- Born: November 10, 1945 (age 80) Warsaw, New York, U.S.
- Genres: Jazz
- Instrument: Trumpet

= John LaBarbera =

American jazz musician

John LaBarbera (born November 10, 1945) is an American trumpeter, composer and arranger who worked with the Buddy Rich Orchestra during the late 1960s.

==Early life==
LaBarbera was born in Warsaw, New York, on November 10, 1945. His home town is Mount Morris, New York. He studied music with "his father and at Potsdam (New York) State Teachers College (1963-1965) and the Berklee School of Music (1965–67)".

==Later life and career==
LaBarbera joined Buddy Rich's band in 1968, but moved to Buddy DeFranco's Glenn Miller Band later that year, before rejoining Rich in 1971 as his principal arranger. He started arranging when with DeFranco, and continued with Rich until Buddy's death in 1987.

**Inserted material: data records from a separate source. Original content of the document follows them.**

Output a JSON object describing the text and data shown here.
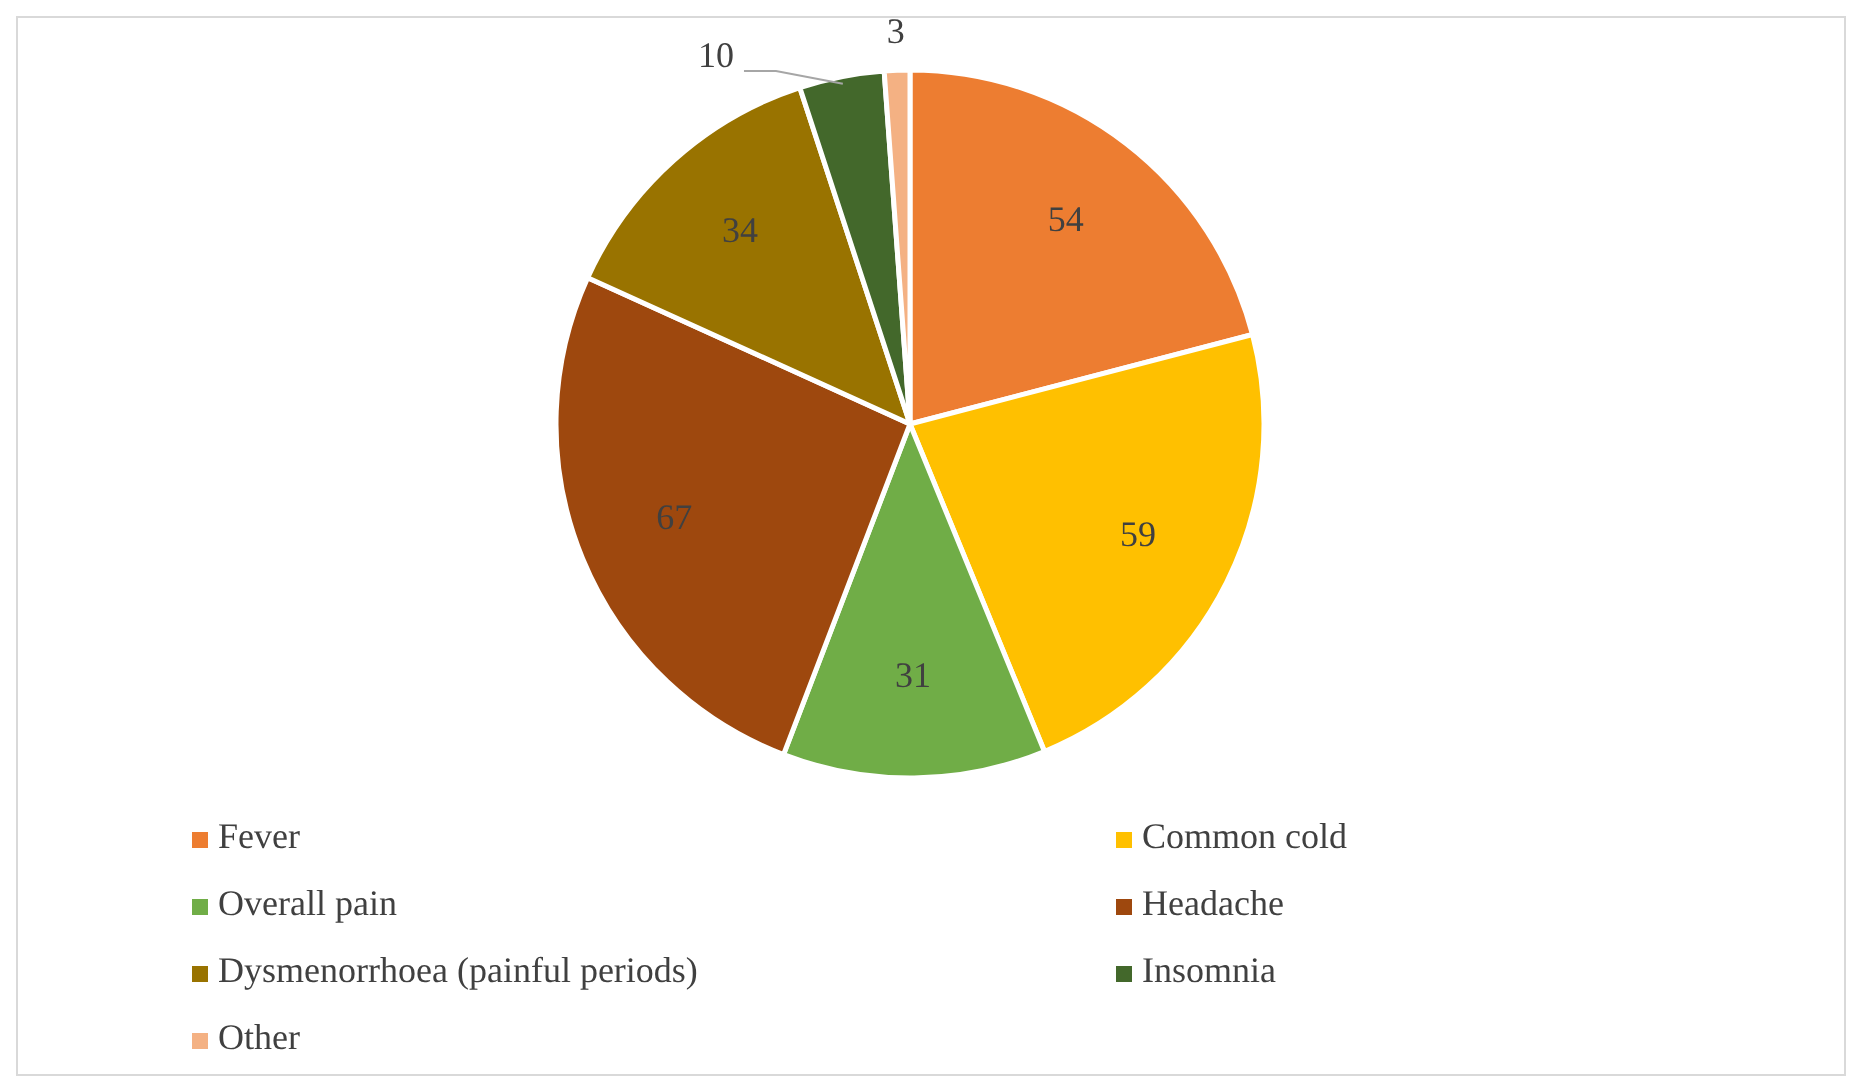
{
  "chart_data": {
    "type": "pie",
    "categories": [
      "Fever",
      "Common cold",
      "Overall pain",
      "Headache",
      "Dysmenorrhoea (painful periods)",
      "Insomnia",
      "Other"
    ],
    "values": [
      54,
      59,
      31,
      67,
      34,
      10,
      3
    ],
    "colors": [
      "#ed7d31",
      "#ffc000",
      "#70ad47",
      "#9e480e",
      "#997300",
      "#43682b",
      "#f4b183"
    ],
    "data_labels": true,
    "legend": "bottom"
  }
}
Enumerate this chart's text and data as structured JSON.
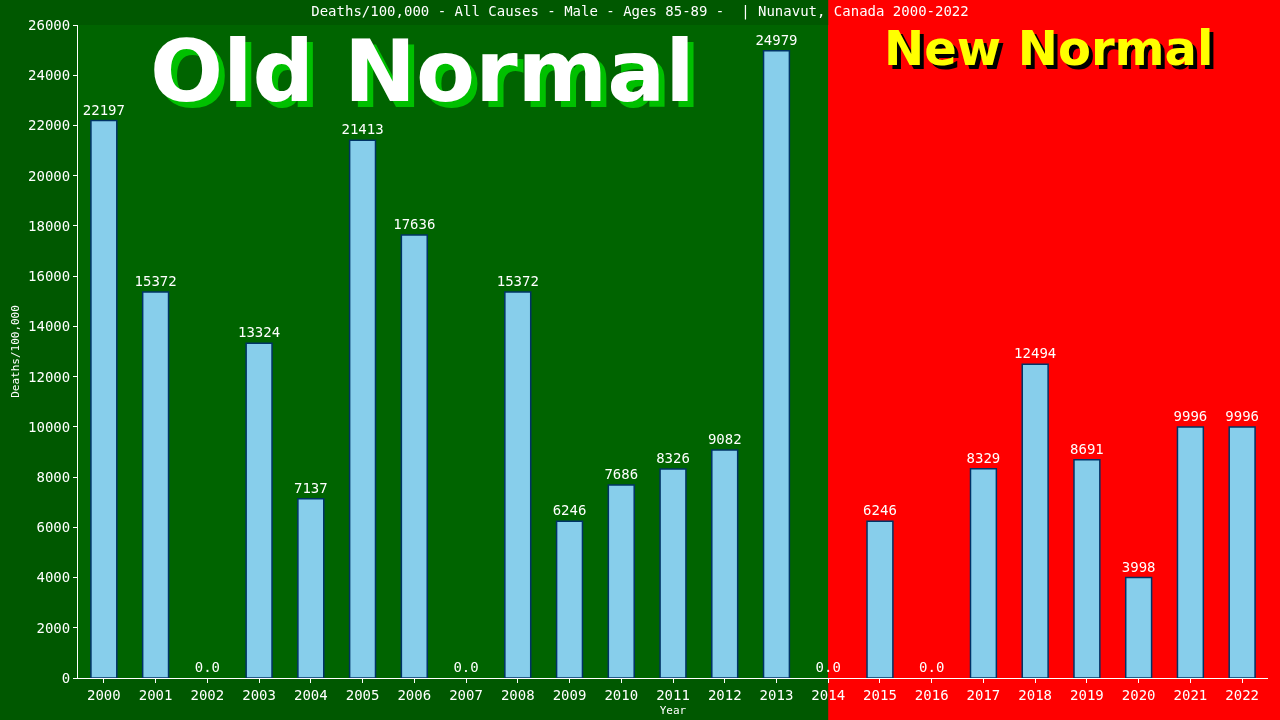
{
  "chart_data": {
    "type": "bar",
    "title": "Deaths/100,000 - All Causes - Male - Ages 85-89 -  | Nunavut, Canada 2000-2022",
    "xlabel": "Year",
    "ylabel": "Deaths/100,000",
    "categories": [
      "2000",
      "2001",
      "2002",
      "2003",
      "2004",
      "2005",
      "2006",
      "2007",
      "2008",
      "2009",
      "2010",
      "2011",
      "2012",
      "2013",
      "2014",
      "2015",
      "2016",
      "2017",
      "2018",
      "2019",
      "2020",
      "2021",
      "2022"
    ],
    "values": [
      22197,
      15372,
      0,
      13324,
      7137,
      21413,
      17636,
      0,
      15372,
      6246,
      7686,
      8326,
      9082,
      24979,
      0,
      6246,
      0,
      8329,
      12494,
      8691,
      3998,
      9996,
      9996
    ],
    "value_labels": [
      "22197",
      "15372",
      "0.0",
      "13324",
      "7137",
      "21413",
      "17636",
      "0.0",
      "15372",
      "6246",
      "7686",
      "8326",
      "9082",
      "24979",
      "0.0",
      "6246",
      "0.0",
      "8329",
      "12494",
      "8691",
      "3998",
      "9996",
      "9996"
    ],
    "color": "#87ceeb",
    "ylim": [
      0,
      26000
    ],
    "yticks": [
      0,
      2000,
      4000,
      6000,
      8000,
      10000,
      12000,
      14000,
      16000,
      18000,
      20000,
      22000,
      24000,
      26000
    ],
    "grid": false,
    "bands": [
      {
        "axis": "x",
        "from": "2000",
        "to": "2014",
        "color": "#006400",
        "label": "Old Normal"
      },
      {
        "axis": "x",
        "from": "2014",
        "to": "2022",
        "color": "#ff0000",
        "label": "New Normal"
      }
    ]
  }
}
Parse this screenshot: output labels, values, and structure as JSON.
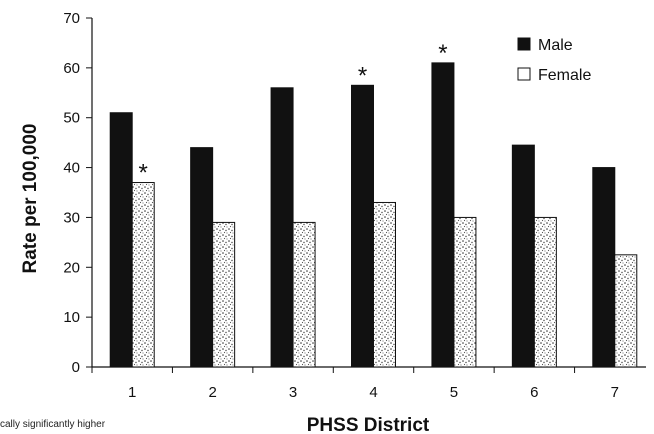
{
  "chart_data": {
    "type": "bar",
    "categories": [
      "1",
      "2",
      "3",
      "4",
      "5",
      "6",
      "7"
    ],
    "series": [
      {
        "name": "Male",
        "values": [
          51,
          44,
          56,
          56.5,
          61,
          44.5,
          40
        ],
        "color": "#111111",
        "pattern": "solid"
      },
      {
        "name": "Female",
        "values": [
          37,
          29,
          29,
          33,
          30,
          30,
          22.5
        ],
        "color": "#ffffff",
        "pattern": "stipple"
      }
    ],
    "significance_markers": [
      {
        "category": "1",
        "series": "Female",
        "label": "*"
      },
      {
        "category": "4",
        "series": "Male",
        "label": "*"
      },
      {
        "category": "5",
        "series": "Male",
        "label": "*"
      }
    ],
    "xlabel": "PHSS District",
    "ylabel": "Rate per 100,000",
    "ylim": [
      0,
      70
    ],
    "yticks": [
      "0",
      "10",
      "20",
      "30",
      "40",
      "50",
      "60",
      "70"
    ],
    "grid": false,
    "legend": {
      "placement": "top-right"
    }
  },
  "footnote": "cally significantly higher"
}
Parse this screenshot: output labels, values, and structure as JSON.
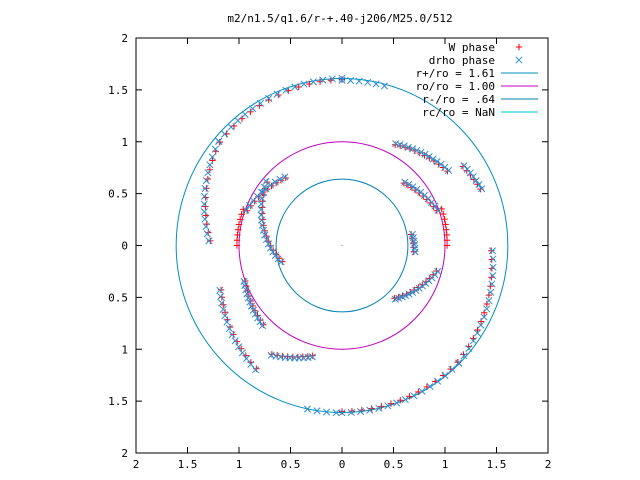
{
  "chart_data": {
    "type": "scatter",
    "title": "m2/n1.5/q1.6/r-+.40-j206/M25.0/512",
    "xlim": [
      -2,
      2
    ],
    "ylim": [
      -2,
      2
    ],
    "x_ticks": [
      {
        "value": -2,
        "label": "2"
      },
      {
        "value": -1.5,
        "label": "1.5"
      },
      {
        "value": -1,
        "label": "1"
      },
      {
        "value": -0.5,
        "label": "0.5"
      },
      {
        "value": 0,
        "label": "0"
      },
      {
        "value": 0.5,
        "label": "0.5"
      },
      {
        "value": 1,
        "label": "1"
      },
      {
        "value": 1.5,
        "label": "1.5"
      },
      {
        "value": 2,
        "label": "2"
      }
    ],
    "y_ticks": [
      {
        "value": 2,
        "label": "2"
      },
      {
        "value": 1.5,
        "label": "1.5"
      },
      {
        "value": 1,
        "label": "1"
      },
      {
        "value": 0.5,
        "label": "0.5"
      },
      {
        "value": 0,
        "label": "0"
      },
      {
        "value": -0.5,
        "label": "0.5"
      },
      {
        "value": -1,
        "label": "1"
      },
      {
        "value": -1.5,
        "label": "1.5"
      },
      {
        "value": -2,
        "label": "2"
      }
    ],
    "grid": false,
    "legend_position": "top-right",
    "circles": [
      {
        "name": "r+/ro = 1.61",
        "radius": 1.61,
        "color": "#0090c0"
      },
      {
        "name": "ro/ro = 1.00",
        "radius": 1.0,
        "color": "#c000c0"
      },
      {
        "name": "r-/ro = .64",
        "radius": 0.64,
        "color": "#0080b0"
      },
      {
        "name": "rc/ro = NaN",
        "radius": null,
        "color": "#00c0d0"
      }
    ],
    "series": [
      {
        "name": "W phase",
        "marker": "plus",
        "color": "#ff0000",
        "arcs": [
          {
            "r0": 1.6,
            "r1": 1.55,
            "a0": 90,
            "a1": 140,
            "n": 14
          },
          {
            "r0": 1.55,
            "r1": 1.28,
            "a0": 140,
            "a1": 178,
            "n": 12
          },
          {
            "r0": 1.25,
            "r1": 1.45,
            "a0": 200,
            "a1": 235,
            "n": 12
          },
          {
            "r0": 1.25,
            "r1": 1.1,
            "a0": 237,
            "a1": 255,
            "n": 9
          },
          {
            "r0": 1.6,
            "r1": 1.59,
            "a0": 270,
            "a1": 315,
            "n": 14
          },
          {
            "r0": 1.59,
            "r1": 1.45,
            "a0": 315,
            "a1": 358,
            "n": 14
          },
          {
            "r0": 1.45,
            "r1": 1.4,
            "a0": 22,
            "a1": 33,
            "n": 6
          },
          {
            "r0": 1.25,
            "r1": 1.1,
            "a0": 35,
            "a1": 62,
            "n": 12
          },
          {
            "r0": 1.02,
            "r1": 1.03,
            "a0": 0,
            "a1": 20,
            "n": 8
          },
          {
            "r0": 0.98,
            "r1": 0.85,
            "a0": 20,
            "a1": 45,
            "n": 10
          },
          {
            "r0": 1.02,
            "r1": 1.02,
            "a0": 180,
            "a1": 160,
            "n": 8
          },
          {
            "r0": 0.98,
            "r1": 0.85,
            "a0": 160,
            "a1": 130,
            "n": 10
          },
          {
            "r0": 0.95,
            "r1": 0.72,
            "a0": -15,
            "a1": -45,
            "n": 12
          },
          {
            "r0": 0.68,
            "r1": 0.7,
            "a0": 9,
            "a1": -5,
            "n": 5
          },
          {
            "r0": 1.0,
            "r1": 1.08,
            "a0": 200,
            "a1": 225,
            "n": 10
          },
          {
            "r0": 0.6,
            "r1": 0.95,
            "a0": 195,
            "a1": 140,
            "n": 16
          }
        ]
      },
      {
        "name": "drho phase",
        "marker": "cross",
        "color": "#2a8fd8",
        "arcs": [
          {
            "r0": 1.6,
            "r1": 1.55,
            "a0": 90,
            "a1": 140,
            "n": 16
          },
          {
            "r0": 1.55,
            "r1": 1.28,
            "a0": 140,
            "a1": 178,
            "n": 14
          },
          {
            "r0": 1.25,
            "r1": 1.45,
            "a0": 200,
            "a1": 235,
            "n": 14
          },
          {
            "r0": 1.25,
            "r1": 1.1,
            "a0": 237,
            "a1": 255,
            "n": 10
          },
          {
            "r0": 1.6,
            "r1": 1.59,
            "a0": 270,
            "a1": 315,
            "n": 15
          },
          {
            "r0": 1.59,
            "r1": 1.45,
            "a0": 315,
            "a1": 358,
            "n": 15
          },
          {
            "r0": 1.45,
            "r1": 1.4,
            "a0": 22,
            "a1": 33,
            "n": 7
          },
          {
            "r0": 1.25,
            "r1": 1.1,
            "a0": 35,
            "a1": 62,
            "n": 14
          },
          {
            "r0": 0.98,
            "r1": 0.85,
            "a0": 20,
            "a1": 45,
            "n": 10
          },
          {
            "r0": 0.98,
            "r1": 0.85,
            "a0": 160,
            "a1": 130,
            "n": 10
          },
          {
            "r0": 0.95,
            "r1": 0.72,
            "a0": -15,
            "a1": -45,
            "n": 14
          },
          {
            "r0": 0.68,
            "r1": 0.7,
            "a0": 9,
            "a1": -5,
            "n": 6
          },
          {
            "r0": 1.0,
            "r1": 1.08,
            "a0": 200,
            "a1": 225,
            "n": 12
          },
          {
            "r0": 0.6,
            "r1": 0.95,
            "a0": 195,
            "a1": 140,
            "n": 18
          },
          {
            "r0": 1.58,
            "r1": 1.58,
            "a0": 75,
            "a1": 90,
            "n": 6
          },
          {
            "r0": 1.6,
            "r1": 1.6,
            "a0": 258,
            "a1": 268,
            "n": 4
          }
        ]
      }
    ]
  }
}
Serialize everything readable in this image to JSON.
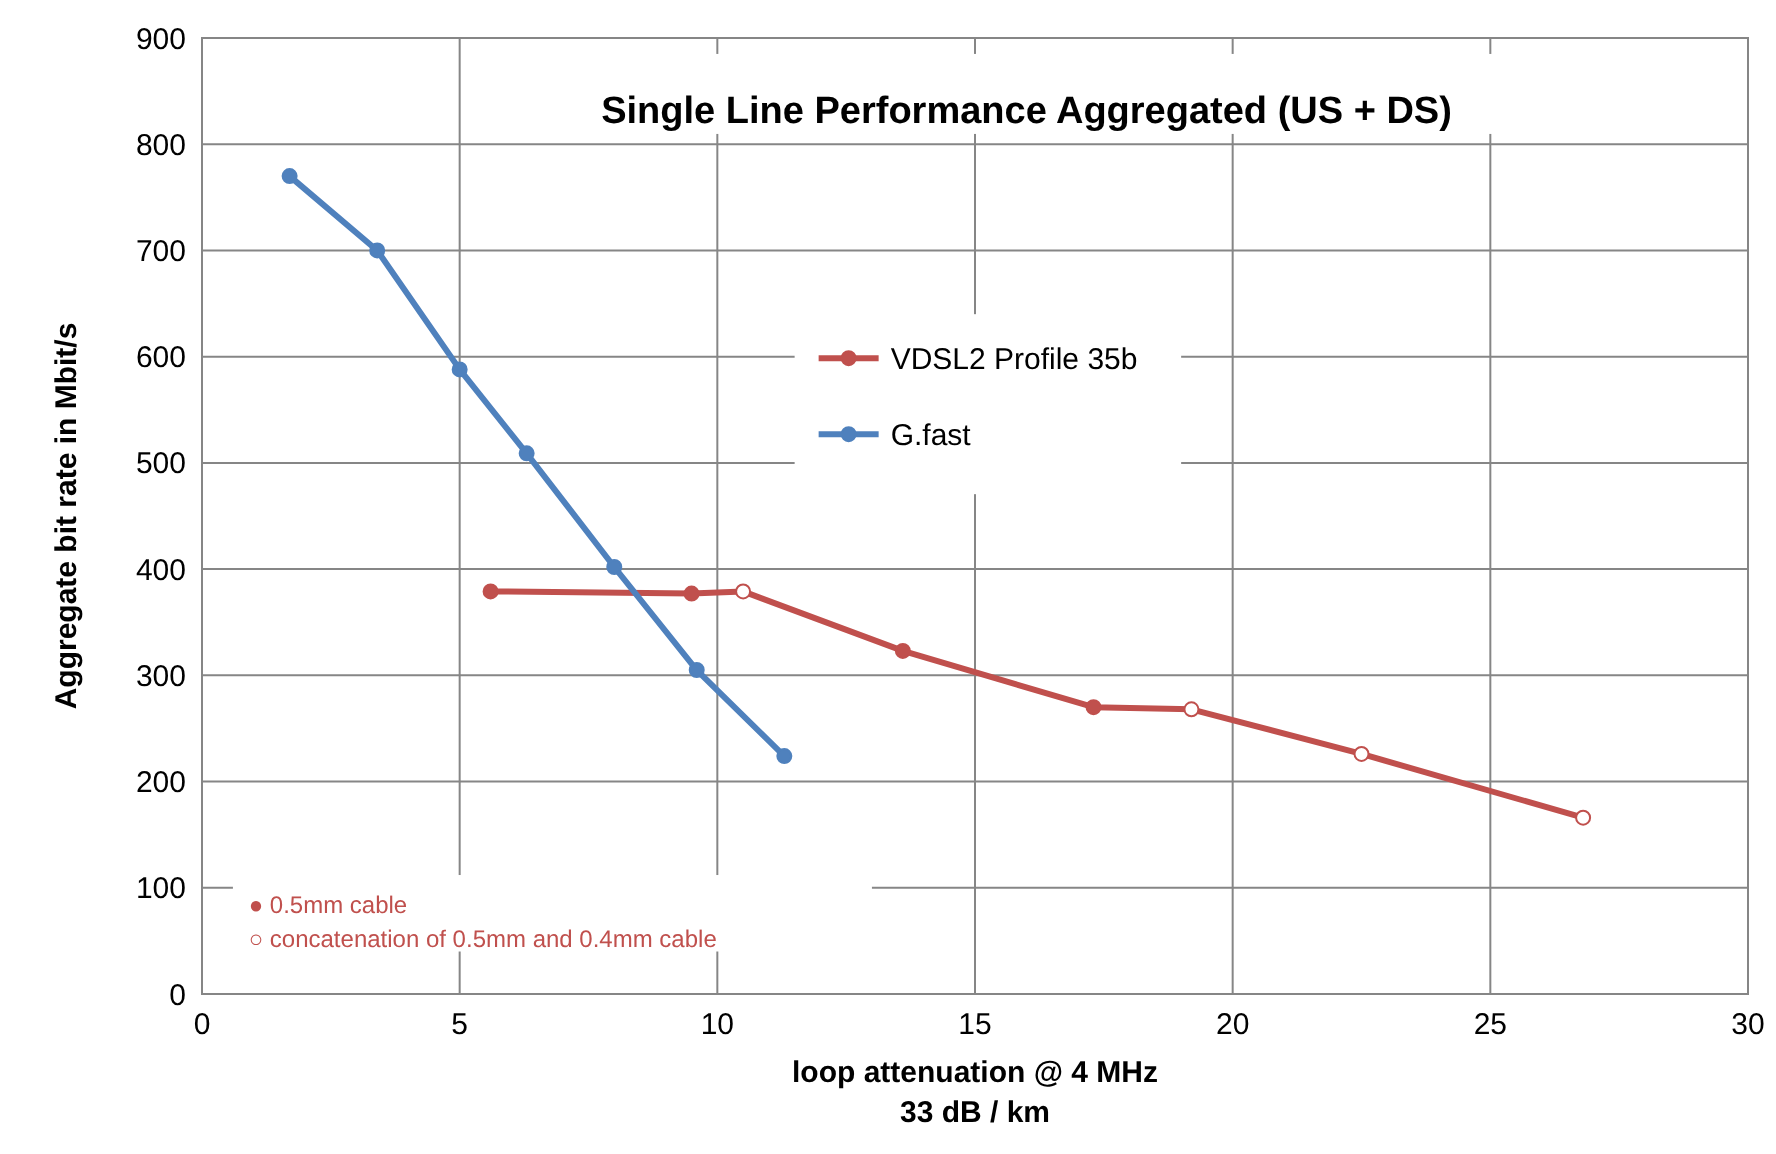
{
  "chart_data": {
    "type": "line",
    "title": "Single Line Performance Aggregated (US + DS)",
    "xlabel": "loop attenuation  @ 4 MHz\n33 dB / km",
    "ylabel": "Aggregate bit rate in Mbit/s",
    "xlim": [
      0,
      30
    ],
    "xticks": [
      0,
      5,
      10,
      15,
      20,
      25,
      30
    ],
    "ylim": [
      0,
      900
    ],
    "yticks": [
      0,
      100,
      200,
      300,
      400,
      500,
      600,
      700,
      800,
      900
    ],
    "grid": true,
    "legend": "top right",
    "marker": "circle",
    "line_style": "solid",
    "series": [
      {
        "name": "VDSL2 Profile 35b",
        "color": "#c0504d",
        "x": [
          5.6,
          9.5,
          10.5,
          13.6,
          17.3,
          19.2,
          22.5,
          26.8
        ],
        "values": [
          379,
          377,
          379,
          323,
          270,
          268,
          226,
          166
        ],
        "colors": [
          "#c0504d",
          "#c0504d",
          "#ffffff",
          "#c0504d",
          "#c0504d",
          "#ffffff",
          "#ffffff",
          "#ffffff"
        ]
      },
      {
        "name": "G.fast",
        "color": "#4f81bd",
        "x": [
          1.7,
          3.4,
          5.0,
          6.3,
          8.0,
          9.6,
          11.3
        ],
        "values": [
          770,
          700,
          588,
          509,
          402,
          305,
          224
        ]
      }
    ],
    "annotations": [
      "● 0.5mm cable",
      "○ concatenation of 0.5mm and 0.4mm cable"
    ]
  }
}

"In the 1980s and 1990s he worked principally as a composer and an arranger, supplying new scores for college and high-school big bands and fulfilling commissions for films, television, and commercials". In the area of jazz education, he "directed jazz ensembles at Cornell University in Ithaca, New York, from 1988 to 1991 and then joined the faculty in the jazz studies program at the University of Louisville and is now retired as professor emeritus".

His On the Wild Side was nominated for a Best Large Jazz Ensemble Album Grammy award in 2004.